Cornick’s lifestyle is difficult with her current earnings and she said she believes minimum wage should be raised to help individuals meet their costs of living. Beginning Jan. 1, the Missouri minimum wage will rise to $7.50 an hour, 15 cents more an hour than 2013[J3] . This could affect as many as 80,000 Missourians, according to ProgressMissouri. This raise would a full-time worker with an additional $312 a year, an effort to help them achieve financial stability. 

 

“It’s rare to find an individual who makes minimum wage and is financially stable,” said Brenda Procter, Extension associate Professor of personal financial Planning at the University of Missouri[J4] .

 

Cornick is one of the few – though just barely. When her husband died in 1992, she began supporting herself and managing the little savings the two had together, she said.

 

She owns two vehicles, a mobile home and the land she lives on, she said. Having a little money in the bank and things paid off is a blessing and a curse, Cornick said; she has to pay taxes and bills, thing that take most of her paycheck.  

 

“There is no easy answer when you don’t have enough money,” Procter said.

 

Procter works with people all the time in poor financial situations.
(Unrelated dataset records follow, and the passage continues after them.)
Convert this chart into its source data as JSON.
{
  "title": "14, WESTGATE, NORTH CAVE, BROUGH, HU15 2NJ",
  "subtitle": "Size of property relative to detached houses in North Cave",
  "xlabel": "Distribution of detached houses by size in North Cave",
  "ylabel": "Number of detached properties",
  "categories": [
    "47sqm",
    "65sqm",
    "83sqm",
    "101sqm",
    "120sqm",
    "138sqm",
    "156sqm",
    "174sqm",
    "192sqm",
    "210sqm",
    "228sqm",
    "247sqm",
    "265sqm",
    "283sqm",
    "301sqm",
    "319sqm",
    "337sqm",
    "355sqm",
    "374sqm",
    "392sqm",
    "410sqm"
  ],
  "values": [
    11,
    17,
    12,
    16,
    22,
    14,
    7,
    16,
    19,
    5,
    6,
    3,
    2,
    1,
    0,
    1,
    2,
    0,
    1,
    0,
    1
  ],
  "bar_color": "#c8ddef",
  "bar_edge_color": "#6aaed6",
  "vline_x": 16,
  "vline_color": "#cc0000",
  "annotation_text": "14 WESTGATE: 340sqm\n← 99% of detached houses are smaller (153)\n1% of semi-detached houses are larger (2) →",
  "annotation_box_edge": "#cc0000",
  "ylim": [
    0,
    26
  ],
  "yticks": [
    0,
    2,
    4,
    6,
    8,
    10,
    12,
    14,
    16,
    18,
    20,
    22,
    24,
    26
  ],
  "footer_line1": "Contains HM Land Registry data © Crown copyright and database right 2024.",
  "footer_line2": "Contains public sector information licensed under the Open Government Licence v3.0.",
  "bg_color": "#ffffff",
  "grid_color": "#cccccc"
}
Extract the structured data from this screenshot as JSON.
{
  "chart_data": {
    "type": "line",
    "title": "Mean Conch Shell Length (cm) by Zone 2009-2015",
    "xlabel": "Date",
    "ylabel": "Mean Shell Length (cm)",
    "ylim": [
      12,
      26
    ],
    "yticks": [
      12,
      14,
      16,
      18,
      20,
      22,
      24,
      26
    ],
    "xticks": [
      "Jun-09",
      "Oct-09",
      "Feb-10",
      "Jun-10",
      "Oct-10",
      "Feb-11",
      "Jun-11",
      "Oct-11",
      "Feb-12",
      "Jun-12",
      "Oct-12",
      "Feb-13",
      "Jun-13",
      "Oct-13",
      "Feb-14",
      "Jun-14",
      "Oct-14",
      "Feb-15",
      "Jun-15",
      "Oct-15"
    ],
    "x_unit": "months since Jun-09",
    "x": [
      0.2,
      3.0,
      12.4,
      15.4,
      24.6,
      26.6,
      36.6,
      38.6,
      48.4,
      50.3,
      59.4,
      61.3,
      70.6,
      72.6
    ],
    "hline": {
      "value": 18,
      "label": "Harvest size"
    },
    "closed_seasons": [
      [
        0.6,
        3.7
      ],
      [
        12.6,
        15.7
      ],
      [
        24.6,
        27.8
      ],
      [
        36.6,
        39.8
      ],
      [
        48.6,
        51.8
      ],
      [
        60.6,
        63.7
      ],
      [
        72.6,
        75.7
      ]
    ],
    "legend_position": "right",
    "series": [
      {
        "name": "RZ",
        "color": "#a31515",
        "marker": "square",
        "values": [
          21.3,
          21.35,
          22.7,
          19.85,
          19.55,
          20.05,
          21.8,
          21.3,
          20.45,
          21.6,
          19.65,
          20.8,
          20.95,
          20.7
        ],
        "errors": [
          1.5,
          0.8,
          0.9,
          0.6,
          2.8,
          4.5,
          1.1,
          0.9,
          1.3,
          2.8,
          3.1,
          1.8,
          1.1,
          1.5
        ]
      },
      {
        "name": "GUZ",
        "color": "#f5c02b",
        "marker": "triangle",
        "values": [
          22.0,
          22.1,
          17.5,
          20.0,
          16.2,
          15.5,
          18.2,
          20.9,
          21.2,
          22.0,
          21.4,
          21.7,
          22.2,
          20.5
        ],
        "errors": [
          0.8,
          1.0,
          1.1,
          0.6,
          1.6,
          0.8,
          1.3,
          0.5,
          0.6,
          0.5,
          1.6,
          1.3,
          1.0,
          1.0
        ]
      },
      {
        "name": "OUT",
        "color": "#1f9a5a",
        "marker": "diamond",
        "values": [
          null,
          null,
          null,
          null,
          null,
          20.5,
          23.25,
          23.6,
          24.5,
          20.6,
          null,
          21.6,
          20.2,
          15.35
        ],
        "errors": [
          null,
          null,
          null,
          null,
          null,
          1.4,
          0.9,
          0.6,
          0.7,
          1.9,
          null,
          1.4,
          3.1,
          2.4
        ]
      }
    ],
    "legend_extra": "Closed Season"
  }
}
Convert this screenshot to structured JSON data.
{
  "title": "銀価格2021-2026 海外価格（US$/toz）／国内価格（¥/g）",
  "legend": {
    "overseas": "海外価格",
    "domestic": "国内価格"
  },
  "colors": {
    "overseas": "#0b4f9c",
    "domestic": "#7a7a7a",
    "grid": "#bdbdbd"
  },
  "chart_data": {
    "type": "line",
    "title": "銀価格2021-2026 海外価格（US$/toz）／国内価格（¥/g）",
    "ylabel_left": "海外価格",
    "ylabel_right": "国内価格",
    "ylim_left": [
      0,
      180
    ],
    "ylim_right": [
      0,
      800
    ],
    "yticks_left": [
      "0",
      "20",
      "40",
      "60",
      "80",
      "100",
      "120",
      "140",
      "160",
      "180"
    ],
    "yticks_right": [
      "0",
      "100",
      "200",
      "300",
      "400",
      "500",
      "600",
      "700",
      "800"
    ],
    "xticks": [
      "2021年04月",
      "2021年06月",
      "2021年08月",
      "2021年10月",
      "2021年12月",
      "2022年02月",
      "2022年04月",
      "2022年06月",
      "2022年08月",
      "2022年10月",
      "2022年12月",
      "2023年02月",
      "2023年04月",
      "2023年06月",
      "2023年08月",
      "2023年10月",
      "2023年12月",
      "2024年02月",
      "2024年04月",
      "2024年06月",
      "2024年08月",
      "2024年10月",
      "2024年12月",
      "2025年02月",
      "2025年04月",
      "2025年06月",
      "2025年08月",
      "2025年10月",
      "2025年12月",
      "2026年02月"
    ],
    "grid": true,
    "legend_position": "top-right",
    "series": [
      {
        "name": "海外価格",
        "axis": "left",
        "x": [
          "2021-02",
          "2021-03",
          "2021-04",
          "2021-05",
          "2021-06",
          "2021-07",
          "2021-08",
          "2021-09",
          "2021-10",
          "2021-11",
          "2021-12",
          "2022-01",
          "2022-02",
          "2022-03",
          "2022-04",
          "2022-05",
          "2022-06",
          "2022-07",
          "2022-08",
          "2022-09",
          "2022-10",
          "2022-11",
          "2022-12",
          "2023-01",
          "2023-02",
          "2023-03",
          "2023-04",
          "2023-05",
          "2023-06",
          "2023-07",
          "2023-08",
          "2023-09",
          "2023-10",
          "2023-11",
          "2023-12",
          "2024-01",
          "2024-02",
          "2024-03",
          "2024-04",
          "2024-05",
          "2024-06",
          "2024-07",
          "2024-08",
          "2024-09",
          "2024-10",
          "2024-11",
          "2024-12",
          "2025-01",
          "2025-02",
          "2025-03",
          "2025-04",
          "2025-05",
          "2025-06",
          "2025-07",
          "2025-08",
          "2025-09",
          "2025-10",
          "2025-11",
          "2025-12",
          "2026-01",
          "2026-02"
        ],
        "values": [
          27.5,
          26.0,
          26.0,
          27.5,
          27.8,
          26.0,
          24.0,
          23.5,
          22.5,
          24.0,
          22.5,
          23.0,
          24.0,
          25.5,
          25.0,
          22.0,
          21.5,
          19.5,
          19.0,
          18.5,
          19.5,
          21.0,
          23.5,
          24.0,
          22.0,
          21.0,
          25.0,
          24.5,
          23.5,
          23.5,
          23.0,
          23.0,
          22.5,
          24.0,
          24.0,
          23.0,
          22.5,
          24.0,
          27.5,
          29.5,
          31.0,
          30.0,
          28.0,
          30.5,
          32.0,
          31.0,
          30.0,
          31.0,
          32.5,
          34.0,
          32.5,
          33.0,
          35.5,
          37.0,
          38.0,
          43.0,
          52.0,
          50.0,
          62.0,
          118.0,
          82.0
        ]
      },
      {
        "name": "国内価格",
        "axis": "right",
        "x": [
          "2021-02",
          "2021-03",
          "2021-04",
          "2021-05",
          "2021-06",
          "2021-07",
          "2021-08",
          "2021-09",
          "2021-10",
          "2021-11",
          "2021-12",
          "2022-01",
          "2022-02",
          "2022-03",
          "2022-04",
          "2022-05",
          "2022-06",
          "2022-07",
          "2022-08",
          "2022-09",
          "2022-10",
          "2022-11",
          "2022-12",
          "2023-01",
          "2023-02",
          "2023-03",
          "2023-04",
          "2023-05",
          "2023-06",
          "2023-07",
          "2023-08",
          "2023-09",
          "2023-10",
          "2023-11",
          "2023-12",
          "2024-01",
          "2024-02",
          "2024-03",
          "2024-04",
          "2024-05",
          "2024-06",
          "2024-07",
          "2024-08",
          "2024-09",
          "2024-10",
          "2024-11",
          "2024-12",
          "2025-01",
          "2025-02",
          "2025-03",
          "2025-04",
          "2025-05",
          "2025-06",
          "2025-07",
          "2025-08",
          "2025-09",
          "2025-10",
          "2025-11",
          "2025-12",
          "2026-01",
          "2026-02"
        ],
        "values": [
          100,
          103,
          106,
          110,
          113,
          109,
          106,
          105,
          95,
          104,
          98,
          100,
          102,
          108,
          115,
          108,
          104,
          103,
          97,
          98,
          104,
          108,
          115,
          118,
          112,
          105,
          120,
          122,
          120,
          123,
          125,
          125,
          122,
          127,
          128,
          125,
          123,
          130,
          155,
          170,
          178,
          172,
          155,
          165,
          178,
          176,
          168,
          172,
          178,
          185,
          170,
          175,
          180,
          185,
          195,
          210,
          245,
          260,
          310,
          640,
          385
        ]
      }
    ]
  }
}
She said there’s no textbook way to help those people managing their money: they just don’t have enough.

 

“After all the taxes and I put my bill money in the bank…every two weeks I live off about $100 for groceries and other stuff,” Cornick said[J5] .

 

Cornick says that while she manages to stay afloat, there is more she gives up than what she gets. She forgoes things like makeup, health insurance, Internet, eating out and new clothes.

 

“You don’t make a lot, you don’t get to do a lot,” Cornick said. “I don’t see my family very often cause of the price of gas, and they only live 20 minutes away. “

 

For Cornick, she said the 15 cent raise wont be enough help, that it’s not significant. The only thing she can see herself doing is saving the added $312 dollars a year. She said she wished the minimum wage would rise to $8 an hour instead[J6] , 65 cents more than the current minimum wage.

 

 “That’s livable,” she said. “It’s like people say they can’t afford to pay workers that much, but people still buy things—they still go out. We all have to get by.”